И он черкнул шершавым пальцем по карте.
– В Азербиджане истреблять все средства существования, транспорты губить, заманить и отрезать…
Он перевел дух. Сидя за столом, он командовал персидской армией. Грибоедов не шелохнулся.
– И Паскевич единым махом превратился бы в Наполеона на Москве, только что без ума. А Дибич бы в Петербург, к Нессельроду…
Голова его села в плечи, а правая рука стала подавать в нос и сыпать на жилет, на грудь, на стол табак.
Потом он закрыл глаза, и все вдруг на нем заходило ходенем: нос, губы, плечи, живот. Ермолов спал. С ужасом Грибоедов смотрел на красную шею, поросшую мышьим мохом. Он снял очки и растерянно вытер глаза. Губы его дрожали.
Минута, две.
Никогда, никогда раньше этого не бывало… За год отставки…
– …писал бы на него… письма, – закончил вдруг Ермолов, как ни в чем не бывало, – …натуральным стилем. А то у Паскевича стиль не довольно натурален. Он ведь грамоте-то, Паскевич, тихо знает. Говорят, милый-любезный Грибоедов, ты ему правишь стиль?

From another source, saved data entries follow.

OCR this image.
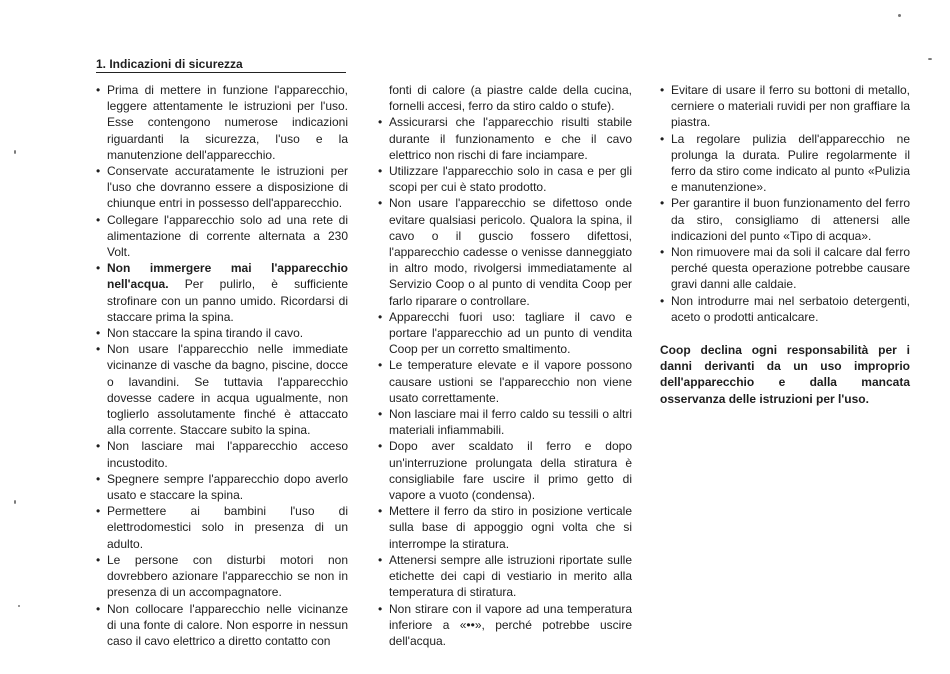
1. Indicazioni di sicurezza
• Prima di mettere in funzione l'apparecchio, leggere attentamente le istruzioni per l'uso. Esse contengono numerose indicazioni riguardanti la sicurezza, l'uso e la manutenzione dell'apparecchio.
• Conservate accuratamente le istruzioni per l'uso che dovranno essere a disposizione di chiunque entri in possesso dell'apparecchio.
• Collegare l'apparecchio solo ad una rete di alimentazione di corrente alternata a 230 Volt.
• Non immergere mai l'apparecchio nell'acqua. Per pulirlo, è sufficiente strofinare con un panno umido. Ricordarsi di staccare prima la spina.
• Non staccare la spina tirando il cavo.
• Non usare l'apparecchio nelle immediate vicinanze di vasche da bagno, piscine, docce o lavandini. Se tuttavia l'apparecchio dovesse cadere in acqua ugualmente, non toglierlo assolutamente finché è attaccato alla corrente. Staccare subito la spina.
• Non lasciare mai l'apparecchio acceso incustodito.
• Spegnere sempre l'apparecchio dopo averlo usato e staccare la spina.
• Permettere ai bambini l'uso di elettrodomestici solo in presenza di un adulto.
• Le persone con disturbi motori non dovrebbero azionare l'apparecchio se non in presenza di un accompagnatore.
• Non collocare l'apparecchio nelle vicinanze di una fonte di calore. Non esporre in nessun caso il cavo elettrico a diretto contatto con
fonti di calore (a piastre calde della cucina, fornelli accesi, ferro da stiro caldo o stufe).
• Assicurarsi che l'apparecchio risulti stabile durante il funzionamento e che il cavo elettrico non rischi di fare inciampare.
• Utilizzare l'apparecchio solo in casa e per gli scopi per cui è stato prodotto.
• Non usare l'apparecchio se difettoso onde evitare qualsiasi pericolo. Qualora la spina, il cavo o il guscio fossero difettosi, l'apparecchio cadesse o venisse danneggiato in altro modo, rivolgersi immediatamente al Servizio Coop o al punto di vendita Coop per farlo riparare o controllare.
• Apparecchi fuori uso: tagliare il cavo e portare l'apparecchio ad un punto di vendita Coop per un corretto smaltimento.
• Le temperature elevate e il vapore possono causare ustioni se l'apparecchio non viene usato correttamente.
• Non lasciare mai il ferro caldo su tessili o altri materiali infiammabili.
• Dopo aver scaldato il ferro e dopo un'interruzione prolungata della stiratura è consigliabile fare uscire il primo getto di vapore a vuoto (condensa).
• Mettere il ferro da stiro in posizione verticale sulla base di appoggio ogni volta che si interrompe la stiratura.
• Attenersi sempre alle istruzioni riportate sulle etichette dei capi di vestiario in merito alla temperatura di stiratura.
• Non stirare con il vapore ad una temperatura inferiore a «••», perché potrebbe uscire dell'acqua.
• Evitare di usare il ferro su bottoni di metallo, cerniere o materiali ruvidi per non graffiare la piastra.
• La regolare pulizia dell'apparecchio ne prolunga la durata. Pulire regolarmente il ferro da stiro come indicato al punto «Pulizia e manutenzione».
• Per garantire il buon funzionamento del ferro da stiro, consigliamo di attenersi alle indicazioni del punto «Tipo di acqua».
• Non rimuovere mai da soli il calcare dal ferro perché questa operazione potrebbe causare gravi danni alle caldaie.
• Non introdurre mai nel serbatoio detergenti, aceto o prodotti anticalcare.
Coop declina ogni responsabilità per i danni derivanti da un uso improprio dell'apparecchio e dalla mancata osservanza delle istruzioni per l'uso.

Лобовая атака. Грибоедов выпрямился.
– Алексей Петрович, – сказал он медленно, – не уважая людей, негодуя на их притворство и суетность, черт ли мне в их мнении? И все-таки, если вы мне скажете, кто говорит, я, хоть дурачеств не уважаю, буду с тем драться. Вы же для меня неприкосновенны, и не одной старостью.
– Ну, спасибо, – сказал Ермолов и недовольно улыбнулся, – я и сам не верю. Ну, хорошо, – он забегал глазами по Грибоедову, – бог с вами. Поезжайте.
Он встал и протянул ему руку.
– На прощанье вот вам два совета. Первый – не водитесь с англичанами. Второй – не служите вы за Паскевича, pas trop de zee[6 - Не очень-то усердствуйте (фр.).]. Он вас выжмет и бросит. Помните, что может назваться счастливым только тот, которому нечего бояться. Впрочем, прощайте. Без вражды и приязни.
Когда Грибоедов спускался по лестнице, у него было скучающее и рассеянное выражение лица, как бывало в Персии, после переговоров с Аббасом-Мирзой.
Ермолов провожал его до лестницы. Он смотрел ему вслед.
Грибоедов шел медленно.
И тяжелая дверь вытолкнула его.
4
И с сердцем грудь полуразбитым
Дышала вдвое у меня,
И двум очам полузакрытым
Тяжел был свет двойного дня.
Шевырев
Путешествие от Пречистенки до Новой Басманной по мерзлым лужам, конечно, было длинно, но ведь не длинней же пути от Тифлиса до Москвы.
И все-таки оно было длиннее.
Сашка сидел на козлах с надменным видом, как статуя. В этом полагал он высшую степень воспитания. Взгляды, которые он обращал на прохожих, были туманны. Кучер орал на встречных мужиков и похлестывал кнутом по их покорным клячам. В Тавризе хлещут кнутом по встречным прохожим, когда едет шах-заде (принц) или вазир-мухтар (посланник).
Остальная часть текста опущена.